UPDATE: After more than an hour of Musk taking questions and with around three million people listening live, the interview came to a close at 10:10 p.m. PT.
Twitter CEO Elon Musk agreed to an interview with the BBC on Tuesday night. It took place at Twitter’s headquarters in San Francisco with BBC journalist James Clayton and was streamed live on Twitter Spaces, the platform’s audio chatroom feature.
The interview covered a lot of areas, from Musk’s controversial acquisition of the platform in October 2022 to the mass layoffs of staff to how the company handles misinformation.
Asked how it’s been going since he took over the company, Musk said: “It’s not been boring, it’s been quite a rollercoaster,” though he said later that “it’s been quite painful” and that “many mistakes have been made along the way.” But he added that he believed “Twitter is heading to a good place.”
Musk sounded pretty relaxed during the hour-long chat, though tensions rose at one point when Clayton suggested that hate speech on the platform has increased since Musk acquired the company, reportedly a result of previously banned accounts being allowed to tweet again. The CEO asked the reporter to give him an example of hate speech that he’d seen on Twitter, with an upset Musk criticizing Clayton when he failed to come up with one. The reporter said he couldn’t recall any examples as most of it appeared on the algorithmically generated For You feed, which he said he last used some six weeks ago.

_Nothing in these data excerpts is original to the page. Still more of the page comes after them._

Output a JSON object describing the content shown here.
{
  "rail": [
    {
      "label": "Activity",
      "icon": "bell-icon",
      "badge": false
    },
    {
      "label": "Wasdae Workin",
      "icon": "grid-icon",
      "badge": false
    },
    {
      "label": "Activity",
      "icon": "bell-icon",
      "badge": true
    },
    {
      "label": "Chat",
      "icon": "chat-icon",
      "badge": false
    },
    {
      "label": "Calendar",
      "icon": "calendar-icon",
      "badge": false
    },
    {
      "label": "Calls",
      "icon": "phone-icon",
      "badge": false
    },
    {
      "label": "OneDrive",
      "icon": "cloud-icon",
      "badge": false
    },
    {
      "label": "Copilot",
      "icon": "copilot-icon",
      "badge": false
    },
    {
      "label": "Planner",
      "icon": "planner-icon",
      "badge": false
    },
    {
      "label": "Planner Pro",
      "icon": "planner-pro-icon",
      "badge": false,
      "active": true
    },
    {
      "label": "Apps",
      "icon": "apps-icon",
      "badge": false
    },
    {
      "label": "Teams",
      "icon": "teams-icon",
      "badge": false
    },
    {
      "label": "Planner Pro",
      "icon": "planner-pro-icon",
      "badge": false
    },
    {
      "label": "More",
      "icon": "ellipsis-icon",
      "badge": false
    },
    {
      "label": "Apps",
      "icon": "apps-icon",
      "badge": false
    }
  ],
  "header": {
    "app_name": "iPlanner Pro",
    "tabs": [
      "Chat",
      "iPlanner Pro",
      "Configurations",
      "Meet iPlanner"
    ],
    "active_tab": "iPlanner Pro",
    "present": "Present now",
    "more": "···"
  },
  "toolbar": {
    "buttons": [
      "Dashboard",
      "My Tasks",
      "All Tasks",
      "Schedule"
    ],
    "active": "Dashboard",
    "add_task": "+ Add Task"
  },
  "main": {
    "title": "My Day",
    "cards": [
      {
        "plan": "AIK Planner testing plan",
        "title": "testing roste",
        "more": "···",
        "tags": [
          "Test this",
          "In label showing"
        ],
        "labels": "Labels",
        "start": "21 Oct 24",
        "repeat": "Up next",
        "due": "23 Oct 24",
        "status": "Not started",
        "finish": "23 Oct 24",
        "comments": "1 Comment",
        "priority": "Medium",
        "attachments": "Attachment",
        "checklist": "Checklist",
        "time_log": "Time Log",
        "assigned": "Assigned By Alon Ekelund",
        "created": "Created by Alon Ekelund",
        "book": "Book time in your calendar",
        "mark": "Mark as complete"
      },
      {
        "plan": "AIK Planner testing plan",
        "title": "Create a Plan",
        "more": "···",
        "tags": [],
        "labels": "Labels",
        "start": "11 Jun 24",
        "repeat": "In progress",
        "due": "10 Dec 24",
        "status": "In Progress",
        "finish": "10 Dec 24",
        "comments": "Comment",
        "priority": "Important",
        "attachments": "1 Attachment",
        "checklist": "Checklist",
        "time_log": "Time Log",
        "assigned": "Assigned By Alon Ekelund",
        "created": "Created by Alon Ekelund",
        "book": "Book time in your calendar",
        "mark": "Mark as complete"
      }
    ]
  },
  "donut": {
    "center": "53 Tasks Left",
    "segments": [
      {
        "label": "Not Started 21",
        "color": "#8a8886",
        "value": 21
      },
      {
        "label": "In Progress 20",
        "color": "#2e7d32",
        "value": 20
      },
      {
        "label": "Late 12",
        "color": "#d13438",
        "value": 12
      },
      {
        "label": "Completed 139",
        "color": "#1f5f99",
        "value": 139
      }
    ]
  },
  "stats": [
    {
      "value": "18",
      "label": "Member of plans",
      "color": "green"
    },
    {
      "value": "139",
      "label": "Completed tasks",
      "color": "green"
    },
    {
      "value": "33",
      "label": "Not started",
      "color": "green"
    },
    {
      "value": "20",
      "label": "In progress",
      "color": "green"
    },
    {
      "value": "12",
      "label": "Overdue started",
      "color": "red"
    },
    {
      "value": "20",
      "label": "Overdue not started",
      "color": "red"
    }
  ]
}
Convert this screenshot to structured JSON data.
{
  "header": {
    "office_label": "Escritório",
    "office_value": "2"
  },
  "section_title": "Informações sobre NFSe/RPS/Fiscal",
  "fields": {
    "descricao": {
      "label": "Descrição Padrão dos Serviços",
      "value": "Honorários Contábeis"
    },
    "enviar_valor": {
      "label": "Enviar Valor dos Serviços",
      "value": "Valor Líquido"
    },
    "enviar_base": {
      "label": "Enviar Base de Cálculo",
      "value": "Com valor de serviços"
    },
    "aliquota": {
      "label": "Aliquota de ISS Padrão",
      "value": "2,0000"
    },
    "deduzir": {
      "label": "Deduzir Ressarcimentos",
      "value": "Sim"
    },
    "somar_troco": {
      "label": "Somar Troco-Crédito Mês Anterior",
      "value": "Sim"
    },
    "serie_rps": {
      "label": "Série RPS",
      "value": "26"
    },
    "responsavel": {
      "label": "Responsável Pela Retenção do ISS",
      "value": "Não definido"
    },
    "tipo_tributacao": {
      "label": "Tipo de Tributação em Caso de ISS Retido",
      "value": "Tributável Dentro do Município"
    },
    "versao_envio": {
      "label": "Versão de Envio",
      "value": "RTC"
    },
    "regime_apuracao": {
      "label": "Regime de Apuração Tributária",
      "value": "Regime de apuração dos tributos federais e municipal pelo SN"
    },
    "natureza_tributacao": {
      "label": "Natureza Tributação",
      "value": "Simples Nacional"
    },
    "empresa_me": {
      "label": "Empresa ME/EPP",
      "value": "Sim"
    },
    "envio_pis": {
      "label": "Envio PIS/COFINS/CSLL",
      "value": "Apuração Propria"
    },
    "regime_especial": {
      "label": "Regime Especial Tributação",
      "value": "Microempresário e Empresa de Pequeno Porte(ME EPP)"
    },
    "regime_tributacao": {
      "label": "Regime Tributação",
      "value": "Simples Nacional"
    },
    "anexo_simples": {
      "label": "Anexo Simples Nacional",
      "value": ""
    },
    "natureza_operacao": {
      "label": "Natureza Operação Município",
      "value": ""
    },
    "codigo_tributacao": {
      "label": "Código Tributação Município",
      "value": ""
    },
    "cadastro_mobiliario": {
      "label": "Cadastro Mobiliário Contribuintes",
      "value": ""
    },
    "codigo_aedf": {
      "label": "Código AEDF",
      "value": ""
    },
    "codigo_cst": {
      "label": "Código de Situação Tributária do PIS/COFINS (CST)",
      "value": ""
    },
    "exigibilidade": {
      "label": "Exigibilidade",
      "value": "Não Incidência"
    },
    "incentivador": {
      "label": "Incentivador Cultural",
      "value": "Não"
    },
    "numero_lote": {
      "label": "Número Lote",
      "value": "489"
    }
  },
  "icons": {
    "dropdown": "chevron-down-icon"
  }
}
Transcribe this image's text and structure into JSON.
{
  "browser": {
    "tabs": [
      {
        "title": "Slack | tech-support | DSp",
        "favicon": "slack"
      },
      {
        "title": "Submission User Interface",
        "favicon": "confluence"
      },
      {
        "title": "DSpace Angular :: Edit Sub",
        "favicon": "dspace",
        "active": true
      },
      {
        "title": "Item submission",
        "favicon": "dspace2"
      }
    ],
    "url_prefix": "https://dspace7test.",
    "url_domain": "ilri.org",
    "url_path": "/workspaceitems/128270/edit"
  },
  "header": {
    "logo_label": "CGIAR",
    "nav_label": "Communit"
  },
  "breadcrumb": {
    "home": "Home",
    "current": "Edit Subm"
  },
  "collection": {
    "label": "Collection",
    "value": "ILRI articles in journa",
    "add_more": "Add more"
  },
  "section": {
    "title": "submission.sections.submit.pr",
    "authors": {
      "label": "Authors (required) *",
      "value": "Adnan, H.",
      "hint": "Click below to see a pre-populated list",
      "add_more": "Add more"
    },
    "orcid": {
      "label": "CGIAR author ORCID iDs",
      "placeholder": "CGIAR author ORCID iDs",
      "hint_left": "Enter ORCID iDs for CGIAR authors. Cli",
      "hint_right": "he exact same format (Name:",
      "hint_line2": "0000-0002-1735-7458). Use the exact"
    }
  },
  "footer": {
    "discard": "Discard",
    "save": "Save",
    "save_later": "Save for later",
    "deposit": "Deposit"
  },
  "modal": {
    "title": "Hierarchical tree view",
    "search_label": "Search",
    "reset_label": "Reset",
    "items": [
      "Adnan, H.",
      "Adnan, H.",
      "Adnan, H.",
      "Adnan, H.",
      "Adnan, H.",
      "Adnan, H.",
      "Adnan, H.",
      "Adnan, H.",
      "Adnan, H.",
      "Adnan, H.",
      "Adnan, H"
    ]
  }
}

The reported rise in hate speech following Musk’s takeover of the company had led some advertisers to abandon the platform, but Musk claimed that most have now returned. Twitter’s CEO said the company isn’t in profit at the current time but claimed it’s pretty much breaking even. He suggested it could be “cashflow positive” this quarter if things continue to go well.
On the matter of the New York Times losing its blue checkmark recently when it refused to pay for it in line with the new rules, Musk responded: “It’s a small amount of money, so I don’t know what their problem is.”
The subject of another social media platform, TikTok, also came up. When asked if it should be banned for being a national security risk, Musk said he’s generally against banning things, though admitted a ban would probably be good for Twitter as former TikTok users might then spend more time on his platform.
Toward the end of the interview, Musk admitted that he has an odd relationship with news outlets that report his every move and sometimes in an unfavorable light, but said it was “part and parcel of having a free media.”